Kasus Positif Covid -19 Terus Bertambah, JAK Dorong BPBD Dan Gugus Tugas Covid 19 Provinsi Sulawesi Utara Perkuat Koordinasi Dengan Pemerintah 15 Kabupaten Kota

Kasus Positif Covid -19 Terus Bertambah, JAK Dorong BPBD Dan Gugus Tugas Covid 19 Provinsi Sulawesi Utara Perkuat Koordinasi Dengan Pemerintah 15 Kabupaten Kota

FOTO (IST) : JAMES ARTHUR KOYONGIAN WAKIL KETUA/ KOORDINATOR KOMISI III DPRD SULUT

DPRD SULUT, INC- Wakil Ketua DPRD Sulut sekaligus Koordinator komisi III James Arthur Kojongian (JAK) mendorong Kepala BPBD Sulut Joy Oroh  sebagai sekretaris Gugus tugas Covid 19 Sulut lebih serius melakukan upaya penanganan secara masif mengingat sampai hari ini jumlah orang terkonfirmasi positif covid 19 masih terus bertambah.

Hal diatas dikatakan oleh “JAK” sapaan akrabnya dalam Rapat Dengar Pendapat (RDP) Komisi III DPRD Sulut bersama Badan Penanggulangan Bencana (BPBD) Selasa (2/6/2020) dimana dalam RDP tersebut memberi perhatian khusus  pada upaya penanganan covid 19 yang dilakukan pemerintah Provinsi Sulawesi Utara.

“ Mengingat masih adanya pertambahan kasus positif covid di Sulut saya berharap Kepala BPBD dapat menjalankan fungsi koordinasi dengan baik antar lembaga maupun pemerintah yang ada di 15 kabupaten/kota, karena menangani wabah covid 19 ini tidak mungkin hanya mengandalkan kekuatan gugus tugas Propinsi saja. Dengan demikian segala bentuk program kegiatan bisa berjalan dan terlihat baik ditengah-tengah masyarakat “ ujar politisi Golkar ini.

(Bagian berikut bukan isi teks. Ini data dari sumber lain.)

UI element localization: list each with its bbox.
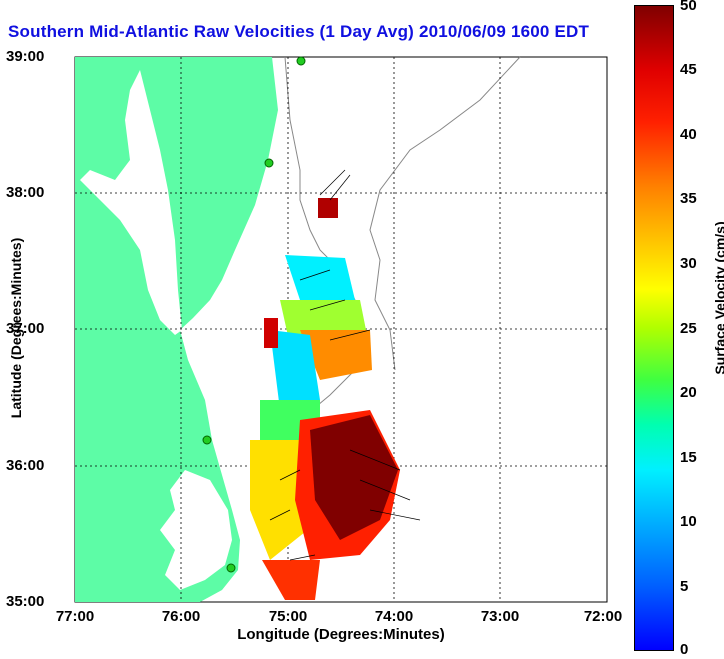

Disisi lain 96 milyar yang dialokasikan untuk gugus tugas covid 19 Sulut dan 9 milyar khusus untuk BPBD, legislator dapil Minsel-Mitra ini berharap  ada keterbukaan agar dapat dievaluasi apakah anggaran tersebut bisa mencukupi  atau diadakan penambahan.

“ Karena kalau kita melihat dari data statistik yang ada, Sulawesi Utara khususnya kota Manado dalam posisi puncak-puncaknya pasien positif covid, apalagi saat ini ada informasi sampel yang antri untuk diperiksa di laboratorium mencapai ribuan yang menunggu hasil.”  tambahnya.

“ Kita tidak tahu hasilnya berapa banyak yang positif nanti, namun yang harus kita persiapkan disini misalnya volume ketersediaan rumah sakit yang akan menampung orang-orang yang terinfeksi apakah masih dalam taraf yang cukup, baik pemeriksaan maupun penanganannya , termasuk juga anggaran jangan sampaianggaran yang dialokasikan 96 milyar  ternyata belum mencapai penanganan yang ada di Sulawesi Utara.” pungkas JAK.